Nada contra, se as fontes são boas. Não enganem é o leitor com uma frase no título que nem o jornal sabe se "terá" sido dita...
Ainda no Expresso na pág. 33. Jaime Nina, coordenador do Departamento de Doenças Infecciosas do Instituto Ricardo Jorge, fala ao jornal sobre a gripe suína: "A pandemia virá entre Outubro e Janeiro e DEVERÁ ATINGIR 10 a 25% da população.
Título do Expresso: "Infecção VAI ATINGIR até 25% dos portugueses"
Bom, isto são só cinco exemplos, de um dia apenas. Podia fazer um blog só com estas pérolas da imprensa de referência. E os outros é que são sensacionalistas e tablóides...
(Pedro M. Silveira)
*
Curiosa, essa sua referência à promoção “geracional”. Veio substanciar uma impressão que se me vinha ultimamente a acumular resultante de alguns factos avulsos que, se calhar, não são avulsos.
É o caso, por exemplo, da longa entrevista feita ontem pelo Público ao novo “coordenador do programa com Carnegie-Mellon”, um jovem brilhante de 36 anos, certamente cheio de entusiasmo e energia mas que, sobre o “espírito avançado” do que se faz “lá fora” em matéria de I&D afirma deslumbrado o que nós, mais velhos, já sabemos há muito e que nunca conseguimos entrosar com a nossa realidade nacional – e ele a manifestar o entusiasmo de quem nem sequer ainda se deu conta desse problema!...
É o caso semelhante, também, de outro jovem brilhante mais ou menos da mesma idade que começou a trabalhar comigo há 20 anos como bolseiro de investigação, ainda aluno de licenciatura, que foi depois comigo para a indústria nacional desenvolver uma linha de produtos pioneiros de alta tecnologia, mas que agora foi convidado para um alto cargo estatal de administração de subsídios (graças a boas ligações familiares) e que me atirou, ao ir, e com sobranceria, que “era tempo de os mais novos terem a sua oportunidade” porque “os mais velhos nunca tinham feito nada por este país”!...
E sabe que me lembra tudo isto? Deve ser por eu começar a ser um velho cheio de memórias, mas lembra-me a limpeza por Estaline de toda a velha guarda bolchevique delegada ao Congresso em que Kirov brilhara, e a sua substituição por “jovens operário e camponeses libertos de todos os vícios”…

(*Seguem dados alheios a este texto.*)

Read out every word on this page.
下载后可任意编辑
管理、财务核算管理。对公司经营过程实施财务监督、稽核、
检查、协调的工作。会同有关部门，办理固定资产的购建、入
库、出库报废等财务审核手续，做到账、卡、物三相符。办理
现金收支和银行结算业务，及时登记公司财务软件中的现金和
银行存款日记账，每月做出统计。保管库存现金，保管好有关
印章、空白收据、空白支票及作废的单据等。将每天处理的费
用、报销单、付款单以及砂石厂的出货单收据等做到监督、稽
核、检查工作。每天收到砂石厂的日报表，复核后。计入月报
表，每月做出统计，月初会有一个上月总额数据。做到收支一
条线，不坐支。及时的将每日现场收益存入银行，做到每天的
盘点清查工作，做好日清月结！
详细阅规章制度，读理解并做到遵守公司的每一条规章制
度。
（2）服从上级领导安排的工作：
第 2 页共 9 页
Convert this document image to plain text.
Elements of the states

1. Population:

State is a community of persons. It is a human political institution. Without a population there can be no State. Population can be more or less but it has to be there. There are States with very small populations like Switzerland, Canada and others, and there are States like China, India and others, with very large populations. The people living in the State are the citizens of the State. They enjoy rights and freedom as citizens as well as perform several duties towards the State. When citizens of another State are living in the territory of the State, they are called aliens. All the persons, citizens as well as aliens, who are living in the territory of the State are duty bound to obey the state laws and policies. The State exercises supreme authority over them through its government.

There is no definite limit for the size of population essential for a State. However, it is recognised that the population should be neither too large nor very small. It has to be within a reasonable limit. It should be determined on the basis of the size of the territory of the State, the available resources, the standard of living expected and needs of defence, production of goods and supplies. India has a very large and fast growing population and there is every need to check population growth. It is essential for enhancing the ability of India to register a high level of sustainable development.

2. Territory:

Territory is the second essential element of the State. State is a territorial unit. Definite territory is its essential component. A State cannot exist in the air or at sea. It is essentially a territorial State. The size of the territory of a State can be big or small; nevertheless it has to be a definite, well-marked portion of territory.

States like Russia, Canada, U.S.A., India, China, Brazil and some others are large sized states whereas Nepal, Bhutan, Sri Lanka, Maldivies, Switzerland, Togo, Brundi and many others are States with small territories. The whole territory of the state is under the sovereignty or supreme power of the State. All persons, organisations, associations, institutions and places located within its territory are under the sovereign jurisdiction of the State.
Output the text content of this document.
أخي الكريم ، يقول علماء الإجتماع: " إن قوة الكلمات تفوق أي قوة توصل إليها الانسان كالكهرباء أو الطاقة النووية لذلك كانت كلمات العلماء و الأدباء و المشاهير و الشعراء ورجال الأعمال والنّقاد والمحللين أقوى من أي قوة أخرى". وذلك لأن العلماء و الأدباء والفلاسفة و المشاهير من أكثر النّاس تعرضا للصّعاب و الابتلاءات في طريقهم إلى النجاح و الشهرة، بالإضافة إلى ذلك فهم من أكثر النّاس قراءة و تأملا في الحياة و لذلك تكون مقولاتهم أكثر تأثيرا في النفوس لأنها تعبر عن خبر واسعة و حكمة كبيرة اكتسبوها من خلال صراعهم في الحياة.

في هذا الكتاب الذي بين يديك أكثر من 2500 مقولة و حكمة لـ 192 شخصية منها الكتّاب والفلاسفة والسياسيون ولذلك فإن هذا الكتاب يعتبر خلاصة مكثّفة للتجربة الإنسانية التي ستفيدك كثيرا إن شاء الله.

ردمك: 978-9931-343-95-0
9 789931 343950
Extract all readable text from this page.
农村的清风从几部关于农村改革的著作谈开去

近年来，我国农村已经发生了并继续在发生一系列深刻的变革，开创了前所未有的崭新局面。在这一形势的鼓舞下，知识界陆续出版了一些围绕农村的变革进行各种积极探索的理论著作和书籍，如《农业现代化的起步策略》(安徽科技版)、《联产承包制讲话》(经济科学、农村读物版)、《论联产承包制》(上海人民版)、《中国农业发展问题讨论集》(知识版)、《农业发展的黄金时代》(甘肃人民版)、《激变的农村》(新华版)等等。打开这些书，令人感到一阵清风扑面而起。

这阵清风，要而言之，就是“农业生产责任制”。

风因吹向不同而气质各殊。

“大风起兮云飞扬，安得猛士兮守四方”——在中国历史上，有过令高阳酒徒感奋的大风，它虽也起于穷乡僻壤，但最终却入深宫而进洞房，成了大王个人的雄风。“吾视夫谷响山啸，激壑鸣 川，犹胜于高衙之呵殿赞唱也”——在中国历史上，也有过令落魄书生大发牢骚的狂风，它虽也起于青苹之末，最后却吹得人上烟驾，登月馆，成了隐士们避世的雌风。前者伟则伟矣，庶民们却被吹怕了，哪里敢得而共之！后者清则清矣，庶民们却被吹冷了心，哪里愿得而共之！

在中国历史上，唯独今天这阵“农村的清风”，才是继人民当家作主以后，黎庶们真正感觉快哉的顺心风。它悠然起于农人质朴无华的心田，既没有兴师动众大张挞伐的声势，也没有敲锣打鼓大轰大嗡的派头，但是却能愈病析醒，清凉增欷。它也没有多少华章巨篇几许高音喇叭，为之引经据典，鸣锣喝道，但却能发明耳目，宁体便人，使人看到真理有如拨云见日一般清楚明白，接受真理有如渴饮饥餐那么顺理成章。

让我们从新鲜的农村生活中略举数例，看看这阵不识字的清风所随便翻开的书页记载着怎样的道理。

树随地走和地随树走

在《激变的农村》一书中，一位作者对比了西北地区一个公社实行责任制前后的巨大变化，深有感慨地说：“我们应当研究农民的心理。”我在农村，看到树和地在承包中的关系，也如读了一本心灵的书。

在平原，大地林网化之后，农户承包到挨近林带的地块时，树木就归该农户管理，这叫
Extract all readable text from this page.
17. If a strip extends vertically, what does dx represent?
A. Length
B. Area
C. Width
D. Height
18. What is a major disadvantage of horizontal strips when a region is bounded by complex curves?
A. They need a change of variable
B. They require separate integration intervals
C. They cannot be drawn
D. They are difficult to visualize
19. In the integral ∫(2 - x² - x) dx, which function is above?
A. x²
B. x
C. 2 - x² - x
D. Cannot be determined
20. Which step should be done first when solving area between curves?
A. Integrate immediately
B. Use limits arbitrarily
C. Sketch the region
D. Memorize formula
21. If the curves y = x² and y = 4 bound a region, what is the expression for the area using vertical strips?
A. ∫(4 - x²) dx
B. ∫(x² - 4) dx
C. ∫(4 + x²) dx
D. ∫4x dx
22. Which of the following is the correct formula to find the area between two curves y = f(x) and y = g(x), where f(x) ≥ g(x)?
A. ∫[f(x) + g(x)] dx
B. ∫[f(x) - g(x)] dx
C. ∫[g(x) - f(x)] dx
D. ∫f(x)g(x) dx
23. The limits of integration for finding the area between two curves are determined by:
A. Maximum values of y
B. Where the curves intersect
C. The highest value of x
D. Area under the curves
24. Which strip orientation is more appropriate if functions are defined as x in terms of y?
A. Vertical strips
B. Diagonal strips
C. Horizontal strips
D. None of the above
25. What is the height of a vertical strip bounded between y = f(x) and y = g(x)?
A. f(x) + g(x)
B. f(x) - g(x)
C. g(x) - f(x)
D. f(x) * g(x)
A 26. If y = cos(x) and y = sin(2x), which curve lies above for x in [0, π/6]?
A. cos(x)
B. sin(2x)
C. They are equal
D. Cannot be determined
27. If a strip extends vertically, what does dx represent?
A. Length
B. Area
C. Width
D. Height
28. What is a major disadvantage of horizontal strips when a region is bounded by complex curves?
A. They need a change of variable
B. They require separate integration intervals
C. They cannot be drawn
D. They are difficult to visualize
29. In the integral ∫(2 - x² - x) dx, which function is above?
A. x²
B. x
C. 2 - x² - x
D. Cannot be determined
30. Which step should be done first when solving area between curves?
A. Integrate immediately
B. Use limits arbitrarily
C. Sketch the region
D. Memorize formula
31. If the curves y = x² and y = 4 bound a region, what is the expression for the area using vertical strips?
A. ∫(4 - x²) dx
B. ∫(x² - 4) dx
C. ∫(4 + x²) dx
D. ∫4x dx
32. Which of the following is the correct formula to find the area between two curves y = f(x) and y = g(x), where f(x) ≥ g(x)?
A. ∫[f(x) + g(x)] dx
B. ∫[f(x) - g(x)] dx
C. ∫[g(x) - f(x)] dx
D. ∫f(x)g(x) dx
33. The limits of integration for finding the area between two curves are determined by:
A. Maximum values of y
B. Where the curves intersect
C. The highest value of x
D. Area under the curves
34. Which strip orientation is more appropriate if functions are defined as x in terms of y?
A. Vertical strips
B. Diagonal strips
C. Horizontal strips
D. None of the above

Ou a mobilização da Guarda Vermelha por Mao para “limpar” Liu Shao Shi e os outros “degenerados revisionistas”.
Não por causa dos métodos assassinos, claro, mas pelo mesmo argumento de que os “jovens” vêem sem os vícios da velha guarda e de como essa ideia apenas esconde a busca do poder incontestado.